Around the time of my cancerversary I was having some tests done to find the reason to why I was having pain in my rib cage. I had had what felt like bruised ribs fr awhile and it flared up just before I went to the US in April. While it turned out to be nothing, there I was back in the process of being in hospitals having tests to ascertain if the cancer had decided to return. I had a bone scan that picked up “increased activity” so further investigation was required to check if it was nothing. After a CT scan I was given the all clear. I never like to worry anyone so I always stand by the decision not to say anything until after things have been confirmed, however I feel in this instance I can admit this was a bit of a scare. It’s hard to explain the feelings and thoughts that start running through my head when I am waiting for results, I just know that they are not good feelings but it does make me consider why my body is behaving that way and what I need to do to make things better. Health is wealth and I am looking into how I can improve wellness in my life. Being kinder to oneself is a good challenge to have.
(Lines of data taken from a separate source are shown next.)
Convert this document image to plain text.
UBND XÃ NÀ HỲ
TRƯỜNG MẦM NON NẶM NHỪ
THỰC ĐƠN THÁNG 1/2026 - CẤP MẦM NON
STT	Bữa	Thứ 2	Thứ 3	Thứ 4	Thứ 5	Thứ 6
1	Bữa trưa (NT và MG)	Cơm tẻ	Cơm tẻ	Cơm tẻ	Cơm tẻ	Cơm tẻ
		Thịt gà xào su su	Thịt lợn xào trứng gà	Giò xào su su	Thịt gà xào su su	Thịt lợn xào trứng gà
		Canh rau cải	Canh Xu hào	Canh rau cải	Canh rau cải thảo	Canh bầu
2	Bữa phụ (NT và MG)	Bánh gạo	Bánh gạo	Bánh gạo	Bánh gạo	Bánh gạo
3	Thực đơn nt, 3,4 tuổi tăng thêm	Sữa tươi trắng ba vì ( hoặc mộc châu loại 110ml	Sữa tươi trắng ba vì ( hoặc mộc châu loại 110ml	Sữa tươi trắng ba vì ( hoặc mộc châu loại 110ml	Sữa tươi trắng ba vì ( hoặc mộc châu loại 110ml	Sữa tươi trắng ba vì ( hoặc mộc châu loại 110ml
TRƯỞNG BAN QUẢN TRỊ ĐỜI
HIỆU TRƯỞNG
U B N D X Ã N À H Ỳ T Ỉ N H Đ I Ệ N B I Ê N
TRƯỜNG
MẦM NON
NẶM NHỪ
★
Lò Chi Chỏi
It’s not the kind of reminder I wanted or needed but it has made me reassess a few things and there is a lot I need to work through. I think one of the key things I have done this year and might I add easily pulled off was giving up alcohol. I think this may be a forever move. Being sober is somewhat entertaining especially when one goes out on a Saturday night.
A wee bit of media cudos…..
Managed to have an awesome article in the fabulous TNT Magazine. Some what of a bible to those who have lived in London this was least to say a bit of an honor to be in. A massive thanks to Caroline Garner for sharing my story. http://www.tntmagazine.com/emag – June 2015, Issue 1594
I seem to be getting a few follows on Twitter and just this week a website called Change this Moment have shared my story. This is a website full of people’s incredible journeys and well worth a read indeed if you are in the hunt for a bit of inspiration. http://www.changemymoment.com
A massive thanks to the lovely Chloe Johnson and the University of Auckland for having me in their campaign Top of the Class – #myteachermoment. Pretty awesome to be involved in a campaign that acknowledges such a great profession as well as encouraging others to share their own teacher moments and how those moments made a difference to them.
I am currently enjoying the school holidays. Reading and resting. Was great to have my lovely friend Catherine who I lived with in London over from Brisbane for a visit. Was awesome to re-visit cathedral Cove, Hahei and Whitianga again. Love the Coromandel. Visited Hobbiton in Matamata and despite the rain we were incredibly impressed with this real life movie set. So facinating. So realistic! Definiatly worth a look. We had the intention of going skiing but got snow instead while seeing my family in Ohakune. Freezing cold!
One more week of school holidays left. Love holidays.